In the spring of 1941, Averell Harriman, Roosevelt’s special envoy to Britain, started an affair. That both he and the woman in question were married was not a huge problem; there were different rules in wartime. What was more complicated was the identity of the woman’s husband: Randolph Churchill, the British prime minister’s adored, spoiled, turbulent son.
Randolph had started the Second World War desperate for two things. He wanted to be wherever the fighting was fiercest, and was anxious to find a wife who would bear his child. Both were ways of pleasing his father, who placed an outsized premium on physical bravery, and was obsessed with the idea of building a powerful political dynasty. Randolph, he felt, had a duty to make sure the line was continued.
Randolph’s first ambition was stymied by the artificial calm that followed Hitler’s invasion of Poland, as well as his father’s reluctance to get him reposted. He was more successful in achieving the second. In the course of a fortnight he proposed to, and was rejected by, eight women. Then he met Pamela Digby.
Pamela had wide, deep-blue eyes, pink flushed cheeks and auburn hair streaked with a patch of white. Some saw her as “a red headed bouncing little thing regarded as a joke by her contemporaries,” but beneath the plumpness and a forced air of jollity was an adamantine desire to escape her dull, provincial life in Dorset.
Winston embraced her immediately. Pamela was soon an essential part of the Churchill family, especially once Winston became prime minister and they moved to Downing Street. She had an uncanny instinct for sensing what people needed, and then giving it to them almost before they had realized themselves. She was a source of support for an embattled Winston, and a much-needed confidante for his wife, the lonely Clementine. In October 1940 she gave birth to a boy, named, inevitably, Winston.
The only problem was her husband. Randolph was charming, clever, generous and funny. Most of the time. He was also rude, arrogant and incapable of understanding why marriage should stop him sleeping with other women. All of these qualities were exacerbated when he drank, which he did uncontrollably.
Bills and arguments mounted up. When Randolph behaved appallingly, or ran up debts he couldn’t cover, it was to his parents that Pamela ran for help. They, increasingly, took her side, which was another source of friction in an already fraught web of relationships.
It was after Randolph finally got his posting abroad that the problems really began. In January, 1941 his Commando unit set sail for Egypt. Before their ship had even docked on the other side of the Atlantic he’d lost more at the gaming table than he could possibly pay back. Once Pamela had fixed the financial disaster her wayward husband had forced upon her, she deftly, single-mindedly, began to fashion a new, independent life for herself. Before the end of spring she had started sleeping with Harriman.
Randolph was incandescent when he discovered his wife’s infidelity. This was largely because he was convinced that his father had at the very least tolerated, and at worst actually encouraged, an affair that was being conducted beneath his nose.

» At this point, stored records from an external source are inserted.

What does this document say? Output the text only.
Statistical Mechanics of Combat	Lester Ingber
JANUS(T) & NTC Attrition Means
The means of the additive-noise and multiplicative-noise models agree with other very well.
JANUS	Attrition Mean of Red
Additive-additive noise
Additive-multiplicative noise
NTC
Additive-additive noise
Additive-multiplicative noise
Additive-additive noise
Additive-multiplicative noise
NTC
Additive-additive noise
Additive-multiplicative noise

After all, the situation presented a clear political advantage to Winston. And so although Pamela did not create the tensions that run between father and son – they had a long history of their own – her actions brought matters to a head.
Winston and Randolph’s bond had always had an almost romantic intensity. Winston was obsessed with his son, claiming that he would not be able to continue leading the country if anything were to happen to him; Randolph was devoted to his father. They had spent the last decade living in each other’s pockets: drinking, plotting, gambling, talking and quarrelling. But this closeness masked some profound difficulties.
Throughout his life Randolph had struggled to find a way of marrying the outsized expectations Winston had thrust onto his shoulders with the need to provide his father with the asphyxiating loyalty he demanded. Every time Randolph tried to fashion an opportunity for himself, or attempted to assert an independent position, he found himself accused of sabotage. He had been Winston’s most passionate defender during his time in the wilderness, an unfailing source of affection and reassurance. And yet when Winston formed his government in 1940, there was no place for Randolph. All of this had lain under the surface for years, now it erupted.
Volatile, unable to control their emotions, the two men launched into rows that frightened anybody who witnessed them. Winston became so angry that Clementine feared he would have a heart attack; Randolph stormed out of rooms in tears, swearing that he would never see his father again.
Although a fragile peace was restored, it could not last. Randolph was unable to reconcile the deep animal love he bore for his father with what he regarded as Winston’s treachery. Nor could he understand why his parents continued to show Pamela such open affection. Winston reacted violently to his son’s reproaches. Wrapped up in his own consuming sense of destiny, and unable to ever read what was going in anybody else’s heart, he did not see that he had done anything wrong. As Pamela moved serenely from one affair to the next, father and son fought, again and again, opening deeper and deeper wounds.
Randolph and Pamela’s divorce was confirmed in 1945. Randolph could survive this, but the damage to his relationship with Winston was irreparable. They would never recapture the intimacy they had enjoyed before the war. Randolph had married Pamela to make his father happy, and yet he only succeeded in alienating the man he loved more than anybody else on the planet.